O setor automotivo brasileiro chega a 2026 com perspectivas mais favoráveis, apoiado pela retomada da demanda nas concessionárias e pelo avanço dos modelos leves. Segundo a Associação Nacional dos Fabricantes de Veículos Automotores (Anfavea), o país pode voltar a superar 3 milhões de unidades comercializadas, resultado que não era registrado desde 2014.
Mercado interno sustenta nova projeção
A indústria automotiva brasileira chega à metade de 2026 com um cenário mais favorável no mercado interno, impulsionado pelo avanço dos emplacamentos e pela melhora nas expectativas para o restante do ano.
A Anfavea revisou suas projeções e passou a estimar crescimento de 11,7% nas vendas de veículos em relação a 2025, movimento que pode levar o Brasil a superar 3 milhões de unidades comercializadas pela primeira vez desde 2014.
O principal motor dessa expansão está nos automóveis e comerciais leves, grupo que teve a previsão de alta ajustada para 12,6% após um desempenho mais forte do que o esperado nos primeiros meses.
Entre janeiro e junho, as vendas de automóveis cresceram 23,7%, com 208 mil unidades a mais do que no mesmo período do ano anterior, reforçando a recuperação da demanda nas concessionárias.
A produção também acompanhou parte desse aquecimento, registrando avanço de 8,8% no primeiro semestre, na comparação com igual intervalo de 2025.
O programa Carro Sustentável contribuiu para estimular a procura por modelos de entrada, enquanto os veículos eletrificados ganharam mais espaço entre consumidores interessados em novas tecnologias e menor custo de uso.
Esse conjunto de fatores ajudou a melhorar as perspectivas do setor, mas a expansão das vendas ocorre em um ambiente de competição mais intensa e mudanças rápidas no perfil do mercado brasileiro.
Comércio exterior pressiona montadoras nacionais
Enquanto o consumo interno avança, a balança comercial do setor automotivo mostra um quadro mais difícil para as montadoras instaladas no Brasil, principalmente pela queda das exportações e pelo aumento das importações.
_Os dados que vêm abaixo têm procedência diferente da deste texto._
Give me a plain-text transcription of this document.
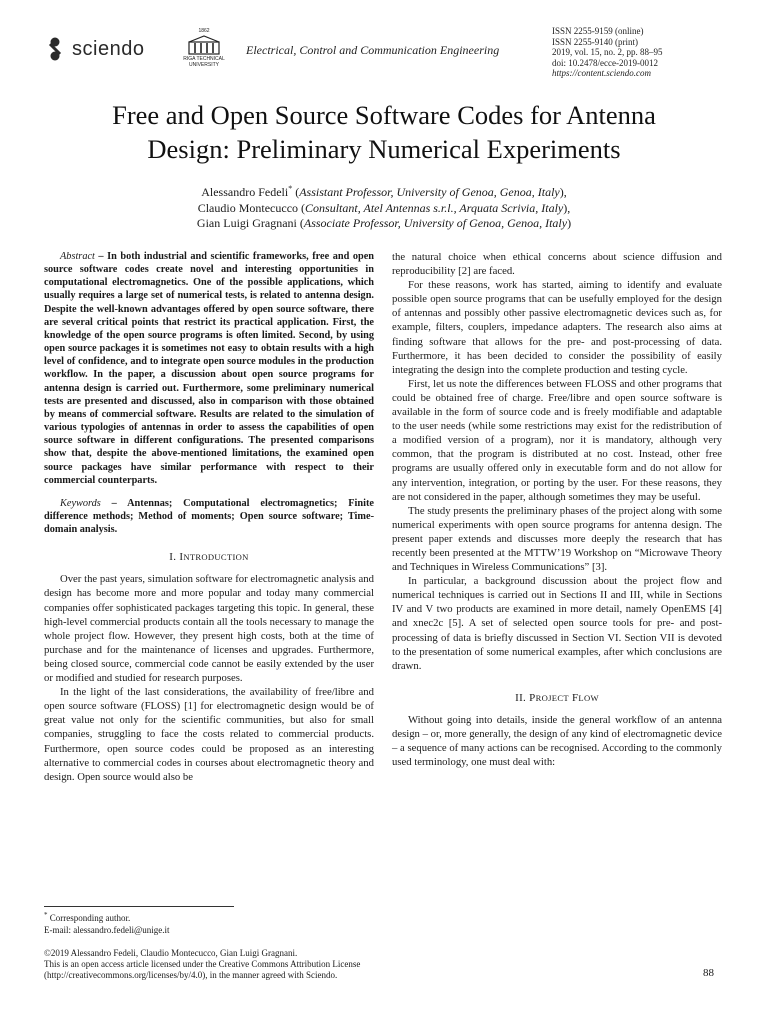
sciendo
1862
RIGA TECHNICAL
UNIVERSITY
Electrical, Control and Communication Engineering
ISSN 2255-9159 (online)
ISSN 2255-9140 (print)
2019, vol. 15, no. 2, pp. 88–95
doi: 10.2478/ecce-2019-0012
https://content.sciendo.com
Free and Open Source Software Codes for Antenna
Design: Preliminary Numerical Experiments
Alessandro Fedeli* (Assistant Professor, University of Genoa, Genoa, Italy),
Claudio Montecucco (Consultant, Atel Antennas s.r.l., Arquata Scrivia, Italy),
Gian Luigi Gragnani (Associate Professor, University of Genoa, Genoa, Italy)

Abstract – In both industrial and scientific frameworks, free and open source software codes create novel and interesting opportunities in computational electromagnetics. One of the possible applications, which usually requires a large set of numerical tests, is related to antenna design. Despite the well-known advantages offered by open source software, there are several critical points that restrict its practical application. First, the knowledge of the open source programs is often limited. Second, by using open source packages it is sometimes not easy to obtain results with a high level of confidence, and to integrate open source modules in the production workflow. In the paper, a discussion about open source programs for antenna design is carried out. Furthermore, some preliminary numerical tests are presented and discussed, also in comparison with those obtained by means of commercial software. Results are related to the simulation of various typologies of antennas in order to assess the capabilities of open source software in different configurations. The presented comparisons show that, despite the above-mentioned limitations, the examined open source packages have similar performance with respect to their commercial counterparts.

Keywords – Antennas; Computational electromagnetics; Finite difference methods; Method of moments; Open source software; Time-domain analysis.

I. INTRODUCTION

Over the past years, simulation software for electromagnetic analysis and design has become more and more popular and today many commercial companies offer sophisticated packages targeting this topic. In general, these high-level commercial products contain all the tools necessary to manage the whole project flow. However, they present high costs, both at the time of purchase and for the maintenance of licenses and upgrades. Furthermore, being closed source, commercial code cannot be easily extended by the user or modified and studied for research purposes.

In the light of the last considerations, the availability of free/libre and open source software (FLOSS) [1] for electromagnetic design would be of great value not only for the scientific communities, but also for small companies, struggling to face the costs related to commercial products. Furthermore, open source codes could be proposed as an interesting alternative to commercial codes in courses about electromagnetic theory and design. Open source would also be

the natural choice when ethical concerns about science diffusion and reproducibility [2] are faced.

For these reasons, work has started, aiming to identify and evaluate possible open source programs that can be usefully employed for the design of antennas and possibly other passive electromagnetic devices such as, for example, filters, couplers, impedance adapters. The research also aims at finding software that allows for the pre- and post-processing of data. Furthermore, it has been decided to consider the possibility of easily integrating the design into the complete production and testing cycle.

First, let us note the differences between FLOSS and other programs that could be obtained free of charge. Free/libre and open source software is available in the form of source code and is freely modifiable and adaptable to the user needs (while some restrictions may exist for the redistribution of a modified version of a program), nor it is mandatory, although very common, that the program is distributed at no cost. Instead, other free programs are usually offered only in executable form and do not allow for any intervention, integration, or porting by the user. For these reasons, they are not considered in the paper, although sometimes they may be useful.

The study presents the preliminary phases of the project along with some numerical experiments with open source programs for antenna design. The present paper extends and discusses more deeply the research that has recently been presented at the MTTW’19 Workshop on “Microwave Theory and Techniques in Wireless Communications” [3].

In particular, a background discussion about the project flow and numerical techniques is carried out in Sections II and III, while in Sections IV and V two products are examined in more detail, namely OpenEMS [4] and xnec2c [5]. A set of selected open source tools for pre- and post-processing of data is briefly discussed in Section VI. Section VII is devoted to the presentation of some numerical examples, after which conclusions are drawn.

II. PROJECT FLOW

Without going into details, inside the general workflow of an antenna design – or, more generally, the design of any kind of electromagnetic device – a sequence of many actions can be recognised. According to the commonly used terminology, one must deal with:

* Corresponding author.
E-mail: alessandro.fedeli@unige.it
©2019 Alessandro Fedeli, Claudio Montecucco, Gian Luigi Gragnani.
This is an open access article licensed under the Creative Commons Attribution License
(http://creativecommons.org/licenses/by/4.0), in the manner agreed with Sciendo.	88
A entrada de veículos estrangeiros ganhou força no primeiro semestre, período em que o país importou 280,6 mil unidades e comprou do exterior 63 mil veículos a mais do que conseguiu vender para outros mercados.
A China se consolidou como o principal destaque desse movimento, respondendo por metade dos automóveis importados e ampliando sua presença em um mercado cada vez mais aberto a modelos eletrificados e de maior competitividade.
Do lado das exportações, o desempenho foi negativo em junho, quando os embarques caíram 26,7% em relação ao mesmo mês do ano anterior.
No acumulado de janeiro a junho, a retração chegou a 21,2%, resultado que levou a Anfavea a projetar queda de 12,8% nas vendas externas de veículos em 2026.
A redução da demanda da Argentina, historicamente um dos principais compradores da produção brasileira, foi apontada como um dos fatores que mais pesaram sobre o resultado.
Além disso, modelos fabricados na China e no México ampliaram a concorrência em mercados internacionais, o que dificultou a recuperação dos embarques brasileiros em um cenário de disputa por preço, escala e disponibilidade.
Com isso, o setor automotivo vive um contraste importante em 2026, já que o mercado interno sustenta o crescimento, enquanto o comércio exterior reduz a contribuição da produção nacional para outros países.